Chai Haitao, director of the Chinese Academy of International Trade and Economic Cooperation, said that overseas investment, which last year totaled US$72.4 billion, has brought China a host of advantages such as capital, technology, jobs and improved skills.
New opportunities for overseas investment in China should meet the needs of the domestic market, such as the country's requirement for technological innovation, which is regarded as vital to boosting competitiveness, said Chai. He made the remarks at the International Cooperation Summit for Asia-Pacific CEOs & Provincial Governors and Mayors, held in Wuxi by the Asia-Pacific CEO Association and the local government.
Technology-intensive manufacturing industries, such as auto machinery, semiconductors and computer equipment, as well as commercial services, tourism, telecommunications and transportation, will attract growing amounts of overseas investment, noted Chai.
His academy, which is affiliated to the Ministry of Commerce, has investigated multinational firms' investment intentions in China.
The study revealed that 45 percent of multinationals prefer to invest in the Yangtze River Delta, which includes Shanghai and major cities in Jiangsu and Zhejiang provinces.
The Beijing-Tianjin-Hebei area is ranked as the second most preferable region, followed by the Pearl River Delta neighbouring Hong Kong.

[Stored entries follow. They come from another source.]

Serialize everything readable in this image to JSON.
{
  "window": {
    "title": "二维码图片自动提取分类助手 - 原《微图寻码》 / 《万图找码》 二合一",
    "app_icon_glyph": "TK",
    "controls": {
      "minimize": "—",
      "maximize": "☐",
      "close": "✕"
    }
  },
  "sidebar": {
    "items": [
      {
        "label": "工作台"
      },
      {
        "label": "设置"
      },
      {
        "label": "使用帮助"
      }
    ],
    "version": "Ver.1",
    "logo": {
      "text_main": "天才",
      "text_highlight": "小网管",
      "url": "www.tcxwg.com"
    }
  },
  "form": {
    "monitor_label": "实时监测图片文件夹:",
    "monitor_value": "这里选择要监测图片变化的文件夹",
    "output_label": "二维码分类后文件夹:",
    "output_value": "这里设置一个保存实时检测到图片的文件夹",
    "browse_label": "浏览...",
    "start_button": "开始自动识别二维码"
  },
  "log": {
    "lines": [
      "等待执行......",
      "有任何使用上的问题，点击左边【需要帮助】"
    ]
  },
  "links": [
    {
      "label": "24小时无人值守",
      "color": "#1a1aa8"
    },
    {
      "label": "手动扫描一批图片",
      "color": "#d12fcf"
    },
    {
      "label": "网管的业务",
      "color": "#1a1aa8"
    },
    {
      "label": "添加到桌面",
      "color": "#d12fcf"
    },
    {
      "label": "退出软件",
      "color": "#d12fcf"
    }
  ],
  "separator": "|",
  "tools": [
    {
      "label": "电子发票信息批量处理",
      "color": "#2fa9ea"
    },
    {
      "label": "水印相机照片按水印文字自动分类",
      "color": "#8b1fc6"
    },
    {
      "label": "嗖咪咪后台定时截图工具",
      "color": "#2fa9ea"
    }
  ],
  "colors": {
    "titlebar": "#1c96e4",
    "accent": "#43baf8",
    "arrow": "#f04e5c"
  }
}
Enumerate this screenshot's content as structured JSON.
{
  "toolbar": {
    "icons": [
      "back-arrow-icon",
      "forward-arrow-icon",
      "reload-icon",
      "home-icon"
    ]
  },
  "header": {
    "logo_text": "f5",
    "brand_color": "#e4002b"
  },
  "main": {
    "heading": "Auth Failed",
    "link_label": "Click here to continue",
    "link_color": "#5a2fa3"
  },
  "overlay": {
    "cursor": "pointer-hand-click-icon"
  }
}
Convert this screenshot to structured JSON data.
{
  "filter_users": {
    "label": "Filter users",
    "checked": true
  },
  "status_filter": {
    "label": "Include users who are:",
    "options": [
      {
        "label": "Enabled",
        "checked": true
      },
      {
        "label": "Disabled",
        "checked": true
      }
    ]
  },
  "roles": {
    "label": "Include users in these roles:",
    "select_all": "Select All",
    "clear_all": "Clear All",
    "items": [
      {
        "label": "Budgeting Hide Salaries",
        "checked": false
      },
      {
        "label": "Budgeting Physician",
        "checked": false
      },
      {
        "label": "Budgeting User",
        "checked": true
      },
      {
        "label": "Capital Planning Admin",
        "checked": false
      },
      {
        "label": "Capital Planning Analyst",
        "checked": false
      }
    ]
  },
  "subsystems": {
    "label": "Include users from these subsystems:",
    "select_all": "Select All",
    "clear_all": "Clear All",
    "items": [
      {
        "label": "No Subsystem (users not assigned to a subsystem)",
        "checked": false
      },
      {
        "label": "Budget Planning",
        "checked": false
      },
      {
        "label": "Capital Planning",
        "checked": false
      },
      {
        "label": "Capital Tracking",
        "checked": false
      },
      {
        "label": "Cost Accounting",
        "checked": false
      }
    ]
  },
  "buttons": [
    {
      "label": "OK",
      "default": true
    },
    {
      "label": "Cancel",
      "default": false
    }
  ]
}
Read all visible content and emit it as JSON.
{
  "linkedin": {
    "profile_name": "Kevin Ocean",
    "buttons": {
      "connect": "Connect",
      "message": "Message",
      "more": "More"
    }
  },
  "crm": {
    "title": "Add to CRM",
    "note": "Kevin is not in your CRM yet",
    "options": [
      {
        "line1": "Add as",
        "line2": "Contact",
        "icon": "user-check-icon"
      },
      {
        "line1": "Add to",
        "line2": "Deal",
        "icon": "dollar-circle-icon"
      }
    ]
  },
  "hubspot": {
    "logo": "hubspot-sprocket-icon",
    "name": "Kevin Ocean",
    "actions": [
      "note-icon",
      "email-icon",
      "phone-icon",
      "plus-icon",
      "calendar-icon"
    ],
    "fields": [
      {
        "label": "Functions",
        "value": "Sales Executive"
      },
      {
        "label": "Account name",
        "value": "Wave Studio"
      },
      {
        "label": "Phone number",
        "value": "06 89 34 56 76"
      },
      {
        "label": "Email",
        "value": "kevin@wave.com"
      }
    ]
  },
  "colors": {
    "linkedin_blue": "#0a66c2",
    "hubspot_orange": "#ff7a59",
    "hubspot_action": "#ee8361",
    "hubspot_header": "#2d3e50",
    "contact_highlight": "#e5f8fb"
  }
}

"This shows the close integration of international investment with China's market demand," said Chai.
Coastal areas have already established competitive industrial groups by absorbing large amounts of overseas investment, so the new round of overseas investment will focus on the technological research and service sectors, which are crucial in boosting the development of traditional industries, according to Chai. Therefore, coastal regions remain the best choice for overseas investors.
His views were echoed by Hu Jingyan, director of the Ministry of Commerce's department of service trade, who said that the total value of China's service sector, usually including banking, insurance and transportation, only accounts for 40 percent of the country's gross domestic product. This proportion is around 70 percent in developed economies.